Il presidente dell’ex Repubblica Jugoslava di Macedonia, Gjorge Ivanov, si è rifiutato di firmare l’ultima legge votata dal parlamento. Motivo: è il primo provvedimento legislativo a recare l’intestazione «Repubblica di Macedonia del Nord», in applicazione del Trattato di Prespa, un trattato che il presidente non riconosce.

Il Trattato di Prespa, respinto da due terzi della popolazione, è stato fatto ratificare al parlamento dagli Stati Uniti, che ne hanno prima manipolato l’orientamento [1]. Il provvedimento adottato è stato pubblicato sulla Gazzetta Ufficiale non con la firma del presidente della Repubblica, ma con quella del presidente del parlamento, Talat Xhaferi, di lingua albanese e filo-statunitense.
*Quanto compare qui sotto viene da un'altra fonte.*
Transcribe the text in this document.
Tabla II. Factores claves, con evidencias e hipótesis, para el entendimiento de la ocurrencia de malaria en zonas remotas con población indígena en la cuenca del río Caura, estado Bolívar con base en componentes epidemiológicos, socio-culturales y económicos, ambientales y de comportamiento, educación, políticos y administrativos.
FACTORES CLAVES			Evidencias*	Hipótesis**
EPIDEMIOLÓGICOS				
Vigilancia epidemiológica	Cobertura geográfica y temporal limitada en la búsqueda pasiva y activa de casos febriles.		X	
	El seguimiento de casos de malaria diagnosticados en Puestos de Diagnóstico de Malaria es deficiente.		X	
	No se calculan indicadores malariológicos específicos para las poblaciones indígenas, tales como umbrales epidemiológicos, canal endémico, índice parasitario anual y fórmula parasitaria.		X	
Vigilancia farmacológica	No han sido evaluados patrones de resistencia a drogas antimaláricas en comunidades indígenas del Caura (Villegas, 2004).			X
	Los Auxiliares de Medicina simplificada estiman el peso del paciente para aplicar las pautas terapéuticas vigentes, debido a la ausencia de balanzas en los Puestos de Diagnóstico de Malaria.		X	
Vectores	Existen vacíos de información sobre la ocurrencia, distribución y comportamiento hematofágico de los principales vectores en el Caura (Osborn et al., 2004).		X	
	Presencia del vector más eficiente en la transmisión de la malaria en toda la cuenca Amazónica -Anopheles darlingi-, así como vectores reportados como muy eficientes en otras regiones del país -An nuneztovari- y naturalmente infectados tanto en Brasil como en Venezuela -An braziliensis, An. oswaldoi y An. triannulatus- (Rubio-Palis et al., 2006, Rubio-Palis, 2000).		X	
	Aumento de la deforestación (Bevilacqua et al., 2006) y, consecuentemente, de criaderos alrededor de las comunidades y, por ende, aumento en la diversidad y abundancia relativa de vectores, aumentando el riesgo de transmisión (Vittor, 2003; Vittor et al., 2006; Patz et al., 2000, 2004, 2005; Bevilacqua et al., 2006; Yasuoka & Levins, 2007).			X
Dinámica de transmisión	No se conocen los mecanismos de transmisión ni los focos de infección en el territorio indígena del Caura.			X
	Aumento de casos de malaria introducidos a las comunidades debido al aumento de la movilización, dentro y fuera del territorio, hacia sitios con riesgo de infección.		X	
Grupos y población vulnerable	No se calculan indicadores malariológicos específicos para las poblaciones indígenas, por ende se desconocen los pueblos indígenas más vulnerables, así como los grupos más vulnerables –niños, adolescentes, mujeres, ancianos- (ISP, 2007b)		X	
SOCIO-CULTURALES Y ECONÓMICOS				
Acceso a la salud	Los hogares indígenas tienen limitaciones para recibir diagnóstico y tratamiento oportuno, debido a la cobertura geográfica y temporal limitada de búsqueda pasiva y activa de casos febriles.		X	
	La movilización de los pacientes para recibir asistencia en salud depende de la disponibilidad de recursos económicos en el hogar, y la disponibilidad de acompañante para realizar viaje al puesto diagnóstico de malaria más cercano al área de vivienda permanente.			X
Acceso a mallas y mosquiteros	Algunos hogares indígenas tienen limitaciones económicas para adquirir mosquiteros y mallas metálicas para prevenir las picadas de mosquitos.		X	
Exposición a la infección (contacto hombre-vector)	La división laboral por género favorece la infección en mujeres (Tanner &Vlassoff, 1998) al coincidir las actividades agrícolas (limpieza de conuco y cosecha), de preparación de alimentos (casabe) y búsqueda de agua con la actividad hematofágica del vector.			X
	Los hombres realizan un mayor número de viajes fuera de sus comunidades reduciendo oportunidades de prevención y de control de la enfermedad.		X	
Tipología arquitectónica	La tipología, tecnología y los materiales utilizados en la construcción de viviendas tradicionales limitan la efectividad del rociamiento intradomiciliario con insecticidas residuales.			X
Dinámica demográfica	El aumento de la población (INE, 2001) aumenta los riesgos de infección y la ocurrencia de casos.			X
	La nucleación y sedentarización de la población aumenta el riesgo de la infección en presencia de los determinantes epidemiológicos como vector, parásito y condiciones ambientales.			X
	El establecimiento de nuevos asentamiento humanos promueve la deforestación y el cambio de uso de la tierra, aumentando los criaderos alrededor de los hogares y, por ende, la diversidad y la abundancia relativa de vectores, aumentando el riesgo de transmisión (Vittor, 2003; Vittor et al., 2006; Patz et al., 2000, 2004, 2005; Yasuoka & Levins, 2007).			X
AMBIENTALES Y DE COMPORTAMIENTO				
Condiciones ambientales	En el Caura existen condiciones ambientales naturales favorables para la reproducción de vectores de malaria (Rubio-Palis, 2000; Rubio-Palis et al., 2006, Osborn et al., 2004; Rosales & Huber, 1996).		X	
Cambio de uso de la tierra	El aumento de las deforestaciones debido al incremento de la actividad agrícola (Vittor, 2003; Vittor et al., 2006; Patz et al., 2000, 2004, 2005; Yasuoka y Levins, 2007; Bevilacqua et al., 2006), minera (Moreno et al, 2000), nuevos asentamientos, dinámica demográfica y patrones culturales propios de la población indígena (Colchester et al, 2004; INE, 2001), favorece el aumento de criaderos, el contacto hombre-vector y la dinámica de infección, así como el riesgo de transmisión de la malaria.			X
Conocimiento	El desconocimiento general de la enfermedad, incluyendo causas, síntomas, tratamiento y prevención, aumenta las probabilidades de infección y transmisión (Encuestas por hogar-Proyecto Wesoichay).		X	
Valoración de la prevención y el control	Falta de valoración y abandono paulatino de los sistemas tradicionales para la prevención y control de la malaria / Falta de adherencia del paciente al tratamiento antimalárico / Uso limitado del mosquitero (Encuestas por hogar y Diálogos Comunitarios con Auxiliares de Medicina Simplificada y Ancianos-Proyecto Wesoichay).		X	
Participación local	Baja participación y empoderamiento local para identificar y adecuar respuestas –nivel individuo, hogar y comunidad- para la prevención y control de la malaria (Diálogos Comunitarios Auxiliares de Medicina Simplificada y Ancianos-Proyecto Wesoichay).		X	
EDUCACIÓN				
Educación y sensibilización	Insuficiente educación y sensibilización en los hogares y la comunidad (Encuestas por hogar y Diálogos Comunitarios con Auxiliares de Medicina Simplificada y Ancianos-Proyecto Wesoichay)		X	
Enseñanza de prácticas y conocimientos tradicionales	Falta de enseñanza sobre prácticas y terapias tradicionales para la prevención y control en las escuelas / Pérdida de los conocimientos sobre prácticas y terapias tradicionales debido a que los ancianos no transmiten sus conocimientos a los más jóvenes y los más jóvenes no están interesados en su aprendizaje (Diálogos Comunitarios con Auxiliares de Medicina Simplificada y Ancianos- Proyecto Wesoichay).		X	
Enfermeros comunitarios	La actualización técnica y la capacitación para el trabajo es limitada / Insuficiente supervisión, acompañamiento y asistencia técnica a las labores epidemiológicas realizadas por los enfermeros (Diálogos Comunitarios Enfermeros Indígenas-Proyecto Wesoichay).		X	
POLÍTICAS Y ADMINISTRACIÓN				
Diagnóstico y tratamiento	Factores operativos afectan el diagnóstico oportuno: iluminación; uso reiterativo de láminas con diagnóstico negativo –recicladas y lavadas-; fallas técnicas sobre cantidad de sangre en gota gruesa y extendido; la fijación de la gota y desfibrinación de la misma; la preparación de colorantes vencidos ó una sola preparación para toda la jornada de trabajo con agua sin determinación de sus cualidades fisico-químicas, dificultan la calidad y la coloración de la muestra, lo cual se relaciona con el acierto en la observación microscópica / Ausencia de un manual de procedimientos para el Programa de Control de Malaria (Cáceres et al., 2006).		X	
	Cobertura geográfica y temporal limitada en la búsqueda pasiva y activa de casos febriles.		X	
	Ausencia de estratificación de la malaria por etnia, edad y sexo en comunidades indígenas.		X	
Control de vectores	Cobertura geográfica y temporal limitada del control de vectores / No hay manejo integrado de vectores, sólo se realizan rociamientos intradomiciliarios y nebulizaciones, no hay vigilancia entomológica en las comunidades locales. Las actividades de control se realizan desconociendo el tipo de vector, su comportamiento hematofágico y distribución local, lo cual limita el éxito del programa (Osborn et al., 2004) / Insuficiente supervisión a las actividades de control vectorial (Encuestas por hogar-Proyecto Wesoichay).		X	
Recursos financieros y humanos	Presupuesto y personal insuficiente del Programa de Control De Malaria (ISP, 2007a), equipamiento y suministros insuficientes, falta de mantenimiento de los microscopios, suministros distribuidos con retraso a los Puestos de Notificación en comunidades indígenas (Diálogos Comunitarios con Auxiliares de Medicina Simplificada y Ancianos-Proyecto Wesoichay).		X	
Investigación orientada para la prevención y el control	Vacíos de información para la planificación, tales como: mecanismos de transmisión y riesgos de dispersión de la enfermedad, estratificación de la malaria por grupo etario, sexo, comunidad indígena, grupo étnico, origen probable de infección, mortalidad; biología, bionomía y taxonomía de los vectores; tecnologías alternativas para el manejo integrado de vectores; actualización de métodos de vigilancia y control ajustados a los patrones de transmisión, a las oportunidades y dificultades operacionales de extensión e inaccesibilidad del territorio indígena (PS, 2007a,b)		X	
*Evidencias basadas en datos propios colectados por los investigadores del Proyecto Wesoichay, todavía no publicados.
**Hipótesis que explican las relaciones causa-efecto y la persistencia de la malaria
La Costituzione prevede che la legge debba essere discussa nuovamente dal parlamento. Se verrà confermata, il presidente dovrà firmarla. È però già accaduto che Gjorge Ivanov si sia rifiutato di firmare una legge approvata per la seconda volta dal parlamento: quella sulle lingue nazionali, da lui giudicata incostituzionale. È probabile che la definizione della denominazione della Repubblica rimanga sospesa fino alla scadenza del mandato di Ivanov.

È sempre più evidente che il problema non è tra Grecia ed ex Repubblica Jugoslava di Macedonia, bensì la possibile separazione tra albanofoni mussulmani e macedoni ortodossi. Gli Stati Uniti sembrano favorevoli alla creazione di una Grande Albania [2], che includa gli albanofoni di Kossovo e Macedonia (ma non quelli di Montenegro e Grecia), il che alla fine porterebbe alla sparizione di questo piccolo Paese, culturalmente vicino alla Russia.

Traduzione
Rachele Marmetti

[1«Washington corrompe parlamentari macedoni per procurarsi l’adesione alla NATO e alla UE», Rete Voltaire, 9 ottobre 2018, traduzione di Rachele Marmetti; «La Macedonia diventa una “democrazia” in stile statunitense», Rete Voltaire, 24 ottobre 2016, traduzione di Rachele Marmetti.

[2«Verso la grande Albania», Rete Voltaire, 20 febbraio 2019, traduzione di Rachele Marmetti.